Generally the 'need' for non-relational databases has been spurred by the poor quality of RDMSes such as MySQL, not by limitations of SQL and Relational Databases, or the Relational Model.
Thank you for your article. I agree that RDBMS are at EOL phase (end-of-life). RDBMS engines were born when computer and I/O were slow. Now, this is no more the case. Well serialized, well "hibernated" data, written in a hierarchical fashion (JSON or XML) just do the job in most cases. Also, we won't need SQL anymore: common languages, such as Python, Ruby, Java or C# are enough, and deal with data (collections, dictionaries) in an easier and more effective way.

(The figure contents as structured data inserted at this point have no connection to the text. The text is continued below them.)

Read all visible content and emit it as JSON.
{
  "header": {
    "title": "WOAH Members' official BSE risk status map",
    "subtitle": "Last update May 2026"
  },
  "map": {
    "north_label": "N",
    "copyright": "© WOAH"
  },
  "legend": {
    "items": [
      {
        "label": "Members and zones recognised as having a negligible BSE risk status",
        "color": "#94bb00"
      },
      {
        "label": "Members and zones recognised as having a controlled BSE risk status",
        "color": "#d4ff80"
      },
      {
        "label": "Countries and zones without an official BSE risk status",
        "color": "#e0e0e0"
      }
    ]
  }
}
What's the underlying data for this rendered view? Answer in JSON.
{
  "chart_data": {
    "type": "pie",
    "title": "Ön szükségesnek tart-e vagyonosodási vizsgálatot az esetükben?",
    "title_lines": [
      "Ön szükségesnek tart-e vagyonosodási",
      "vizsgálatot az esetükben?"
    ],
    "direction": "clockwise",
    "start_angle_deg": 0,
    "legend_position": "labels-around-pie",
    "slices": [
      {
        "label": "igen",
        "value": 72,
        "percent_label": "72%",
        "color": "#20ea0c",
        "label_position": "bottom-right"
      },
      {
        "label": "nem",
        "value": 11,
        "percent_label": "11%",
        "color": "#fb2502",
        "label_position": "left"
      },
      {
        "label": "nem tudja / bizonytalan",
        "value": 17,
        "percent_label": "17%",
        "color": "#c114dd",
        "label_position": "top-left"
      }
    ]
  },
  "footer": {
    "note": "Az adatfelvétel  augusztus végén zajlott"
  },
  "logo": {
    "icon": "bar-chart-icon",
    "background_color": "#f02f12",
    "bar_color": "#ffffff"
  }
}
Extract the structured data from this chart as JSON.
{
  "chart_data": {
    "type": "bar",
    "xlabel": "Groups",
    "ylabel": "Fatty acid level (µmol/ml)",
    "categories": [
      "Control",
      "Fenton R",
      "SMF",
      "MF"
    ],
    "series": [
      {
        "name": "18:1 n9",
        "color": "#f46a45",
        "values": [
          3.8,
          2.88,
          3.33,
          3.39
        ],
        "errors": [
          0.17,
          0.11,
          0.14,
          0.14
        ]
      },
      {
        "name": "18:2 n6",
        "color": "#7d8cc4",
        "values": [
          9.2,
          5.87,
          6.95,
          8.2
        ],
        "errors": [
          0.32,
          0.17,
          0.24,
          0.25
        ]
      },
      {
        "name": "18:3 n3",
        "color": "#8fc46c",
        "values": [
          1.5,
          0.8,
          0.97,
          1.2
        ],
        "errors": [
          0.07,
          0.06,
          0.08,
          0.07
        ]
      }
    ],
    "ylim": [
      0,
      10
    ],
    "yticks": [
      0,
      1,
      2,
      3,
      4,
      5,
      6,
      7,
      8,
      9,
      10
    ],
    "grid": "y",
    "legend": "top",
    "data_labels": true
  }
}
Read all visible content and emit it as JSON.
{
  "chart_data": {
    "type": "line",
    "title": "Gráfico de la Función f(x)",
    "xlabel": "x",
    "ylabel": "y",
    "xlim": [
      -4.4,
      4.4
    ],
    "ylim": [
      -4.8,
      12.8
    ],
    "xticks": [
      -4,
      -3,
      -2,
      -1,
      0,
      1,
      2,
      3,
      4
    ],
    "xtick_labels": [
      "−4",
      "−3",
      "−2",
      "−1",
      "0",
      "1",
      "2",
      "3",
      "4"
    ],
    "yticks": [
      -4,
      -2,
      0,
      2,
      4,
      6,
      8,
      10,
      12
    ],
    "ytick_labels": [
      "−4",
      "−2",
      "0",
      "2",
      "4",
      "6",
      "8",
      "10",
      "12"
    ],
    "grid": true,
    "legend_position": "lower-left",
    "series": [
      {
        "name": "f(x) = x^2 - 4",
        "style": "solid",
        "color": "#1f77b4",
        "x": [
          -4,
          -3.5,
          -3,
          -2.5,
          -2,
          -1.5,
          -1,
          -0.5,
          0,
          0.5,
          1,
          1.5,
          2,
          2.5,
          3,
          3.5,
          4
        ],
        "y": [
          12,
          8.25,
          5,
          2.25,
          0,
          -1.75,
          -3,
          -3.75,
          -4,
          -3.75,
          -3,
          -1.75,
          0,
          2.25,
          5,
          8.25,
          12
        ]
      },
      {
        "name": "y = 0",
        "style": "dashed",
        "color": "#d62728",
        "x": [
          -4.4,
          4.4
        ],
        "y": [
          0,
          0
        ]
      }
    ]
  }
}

Are Object Databases no longer cool? 😉
Anyone wanting to be impressed by a database have a look at http://www.statbank.dk – I think it's the worlds largest statistical DB.
Are Object Databases no longer cool? 😉
Anyone wanting to be impressed by a database have a look at http://www.statbank.dk – I think it's the worlds largest statistical DB.
CouchDB is actually ideal for storing bank account activity (probably the best of the bunch discussed here), as running totals are incredibly cheap to calculate using incremental map reduce. CouchDB can easily give you a consistent snapshot of an account and its total balance using a very simple reduce function. It's one of the examples we use in our training courses because it shows just how good a fit CouchDB is for that sort of application.
Very good overview, thank you for that.
I've seen a presentation on column-based databases by Hasso Plattner a few weeks ago. He spoke about enormous performance increases based on huge datasets with real-world enterprise data. That was quite impressive..
Yes, of course it's not X vs Y as mutually exclusive choices.
The people that should be really thinking carefully are those who are using X for a problem better solved by Y, or Y for a problem better solved by X.
In web apps, where relationships are often more vague and data more sparse and distributed, these new store approaches are fantastic.
On the other hand, in certain enterprise applications, an RDBMS may continue to be the ideal platform, come what may. (Would it be ideal for a bank to store your account activity in a CouchDB document?)
Also there are still unique advantages that RDBMS have – for balance, you could mention how these are lacking in the newer alternatives.
(One example: little native support for aggregation – apparently your application must keep running totals of everything as it goes – and put that in a document too. In Google's App Engine, it's even impossible to *count* more than 1,000 rows in a table, would you believe. Imagine running a bank on that.)
So, thanks: your article is fairly balanced, and just on the right side of the naive "new vs old" arguments that have popped up on this topic.
What about the Oracle Berkeley DB product family?